Backup now, or forever hold your peace

Last Modified: Mar 31, 2012 5:07 AM

Backing up one's data is as essential in computing as drinking water is essential for living. It is not a question of if you will lose data, but when. While viruses and spyware are not as common on the Mac platform reasons for backing up are no less important on Macs than on Windows. You might mislocate a file, you might misname a file, you might accidently delete a file, you might find that an application is not compatible with an update, you might find that your update was not applied correctly, or you might find that you forgot some critical information about a registration code. As long as we are human, backing up is imperative for everyone who uses computers.


Those that don't back up are forced to spend thousands of dollars on data recovery, and the chances of recovery are not 100% even if one does spend that much.

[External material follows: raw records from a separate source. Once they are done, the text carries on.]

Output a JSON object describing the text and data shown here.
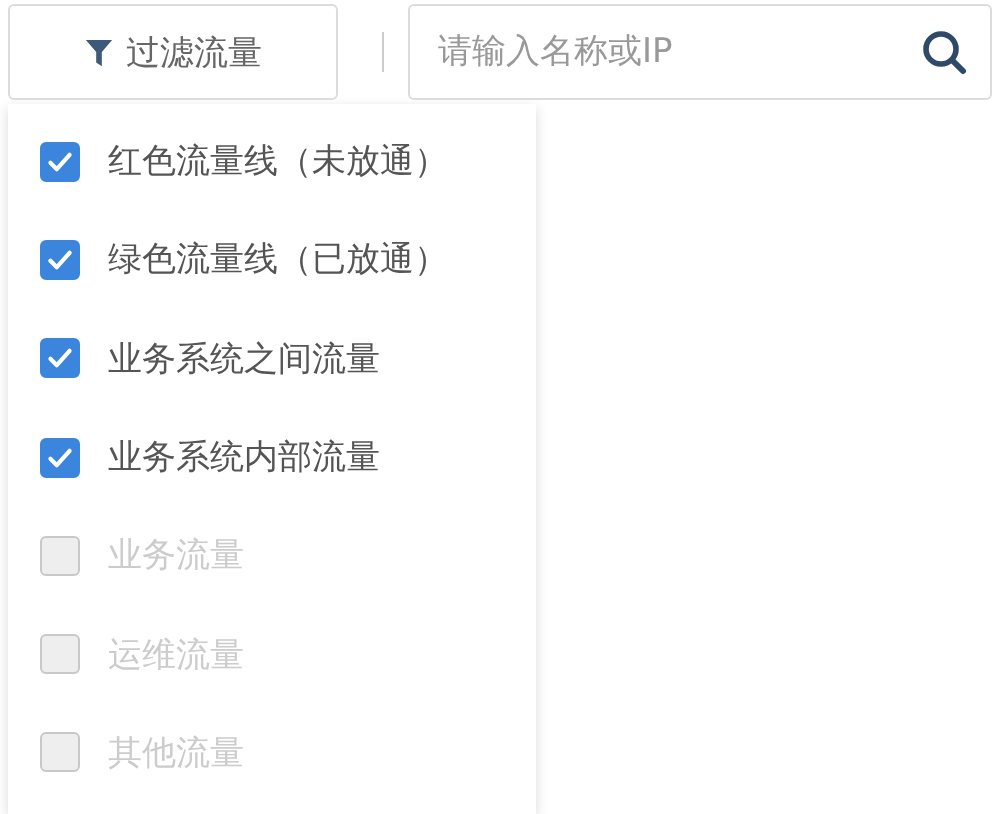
{
  "filter_button": {
    "label": "过滤流量"
  },
  "search": {
    "placeholder": "请输入名称或IP"
  },
  "filter_menu": {
    "items": [
      {
        "label": "红色流量线（未放通）",
        "checked": true,
        "disabled": false
      },
      {
        "label": "绿色流量线（已放通）",
        "checked": true,
        "disabled": false
      },
      {
        "label": "业务系统之间流量",
        "checked": true,
        "disabled": false
      },
      {
        "label": "业务系统内部流量",
        "checked": true,
        "disabled": false
      },
      {
        "label": "业务流量",
        "checked": false,
        "disabled": true
      },
      {
        "label": "运维流量",
        "checked": false,
        "disabled": true
      },
      {
        "label": "其他流量",
        "checked": false,
        "disabled": true
      }
    ]
  }
}
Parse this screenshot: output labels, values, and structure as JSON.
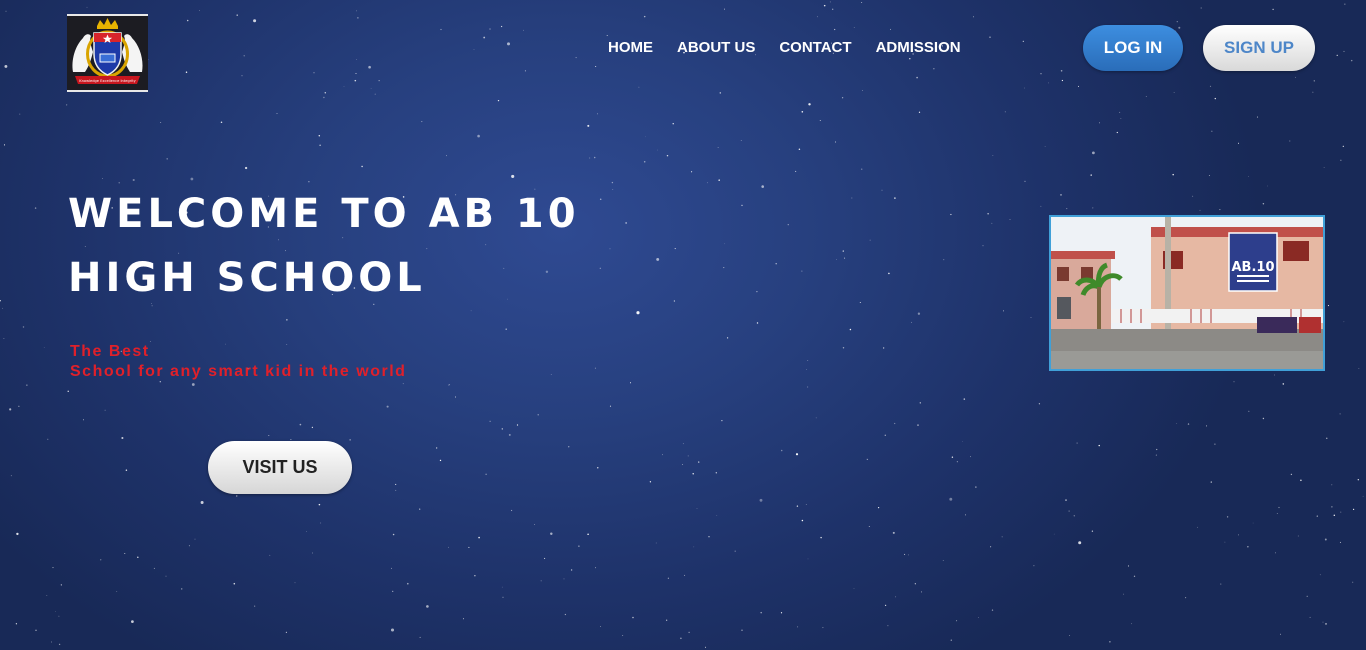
{
  "logo": {
    "icon": "school-crest-icon",
    "motto": "Knowledge Excellence Integrity"
  },
  "nav": {
    "items": [
      {
        "label": "HOME"
      },
      {
        "label": "ABOUT US"
      },
      {
        "label": "CONTACT"
      },
      {
        "label": "ADMISSION"
      }
    ]
  },
  "auth": {
    "login_label": "LOG IN",
    "signup_label": "SIGN UP"
  },
  "hero": {
    "title_line1": "WELCOME TO AB 10",
    "title_line2": "HIGH SCHOOL",
    "tagline_line1": "The Best",
    "tagline_line2": "School for any smart kid in the world",
    "cta_label": "VISIT US"
  },
  "photo": {
    "sign_text": "AB.10"
  },
  "colors": {
    "background": "#233a7a",
    "login_bg": "#3d8ee0",
    "signup_text": "#4d86c8",
    "tagline": "#e0202a",
    "photo_border": "#40a0d8"
  }
}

The cheapest method of backing up is simply to printout information you have written down for textual data. The next cheapest to burn to CD. Followed by DVD, hard drives, flash drives, and SSDs. Note the economics here are based on initial purchase cost.  Long term cost may vary depending on the amount of data, and the format of data being stored.  Some methods such as writing down music are certainly not as cheap as just recording music, since recorded music can be converted back to written music with certain software.  Video and photography of course is more suited to the more expensive mediums, as much of the metadata can be lost when compressing the various formats, and the quality of what's seen is also lost.  The point is, backing up should be done in the format that requires the least rework for the author of the data.  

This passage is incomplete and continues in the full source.